The 2023 Internazionali di Tennis d'Abruzzo was a professional tennis tournament played on clay courts. It was the fifth edition of the tournament which was part of the 2023 ATP Challenger Tour. It took place in Francavilla al Mare, Italy between 8 and 14 May 2023.

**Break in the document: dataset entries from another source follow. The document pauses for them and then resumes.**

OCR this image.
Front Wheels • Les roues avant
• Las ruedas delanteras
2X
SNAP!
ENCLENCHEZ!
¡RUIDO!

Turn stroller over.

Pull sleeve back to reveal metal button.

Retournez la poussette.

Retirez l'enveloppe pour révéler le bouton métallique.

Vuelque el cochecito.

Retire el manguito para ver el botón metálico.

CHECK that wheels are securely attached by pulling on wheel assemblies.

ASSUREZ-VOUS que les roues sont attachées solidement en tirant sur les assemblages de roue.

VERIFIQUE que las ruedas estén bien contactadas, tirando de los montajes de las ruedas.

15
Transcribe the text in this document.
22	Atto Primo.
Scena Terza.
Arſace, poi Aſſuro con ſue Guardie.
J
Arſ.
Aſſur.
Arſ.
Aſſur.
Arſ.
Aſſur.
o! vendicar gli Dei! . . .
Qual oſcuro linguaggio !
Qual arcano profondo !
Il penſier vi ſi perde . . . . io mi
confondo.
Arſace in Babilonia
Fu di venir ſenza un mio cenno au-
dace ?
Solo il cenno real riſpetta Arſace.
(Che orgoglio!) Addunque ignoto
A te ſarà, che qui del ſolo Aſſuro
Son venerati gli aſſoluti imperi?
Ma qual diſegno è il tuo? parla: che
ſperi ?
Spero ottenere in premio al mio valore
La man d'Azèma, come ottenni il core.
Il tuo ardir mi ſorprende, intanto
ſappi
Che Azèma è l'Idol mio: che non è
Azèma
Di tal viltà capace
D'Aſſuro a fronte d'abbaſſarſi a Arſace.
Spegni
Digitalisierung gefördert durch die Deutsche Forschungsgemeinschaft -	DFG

==Singles main-draw entrants==

===Seeds===

| Country | Player | Rank^{1} | Seed |
|---|---|---|---|
| GBR | Liam Broady | 136 | 1 |
| ARG | Thiago Agustín Tirante | 151 | 2 |
| CHI | Alejandro Tabilo | 154 | 3 |
| FRA | Benoît Paire | 161 | 4 |
| BEL | Kimmer Coppejans | 178 | 5 |
| BUL | Dimitar Kuzmanov | 191 | 6 |
| ROU | Nicholas David Ionel | 202 | 7 |
| USA | Nicolas Moreno de Alboran | 205 | 8 |
| BEL | Raphaël Collignon | 211 | 9 |

- ^{1} Rankings are as of 24 April 2023.

===Other entrants===
The following players received wildcards into the singles main draw:
- ITA Gabriele Piraino
- ITA Fausto Tabacco
- ITA Giorgio Tabacco

The following players received entry into the singles main draw as alternates:
- ITA Salvatore Caruso
- BEL Raphaël Collignon
- GER Elmar Ejupovic
- ITA Alessandro Giannessi
- KAZ Mikhail Kukushkin
- ITA Gianluca Mager

The following players received entry from the qualifying draw:
- CRO Duje Ajduković
- ITA Andrea Arnaboldi
- TUN Moez Echargui
- ITA Giovanni Fonio
- ITA Edoardo Lavagno
- ITA Stefano Travaglia

==Champions==

===Singles===

- CHI Alejandro Tabilo def. FRA Benoît Paire 6–1, 7–5.

===Doubles===

- COL Nicolás Barrientos / URU Ariel Behar def. NED Sander Arends / GRE Petros Tsitsipas 7–6^{(7–1)}, 3–6, [10–6].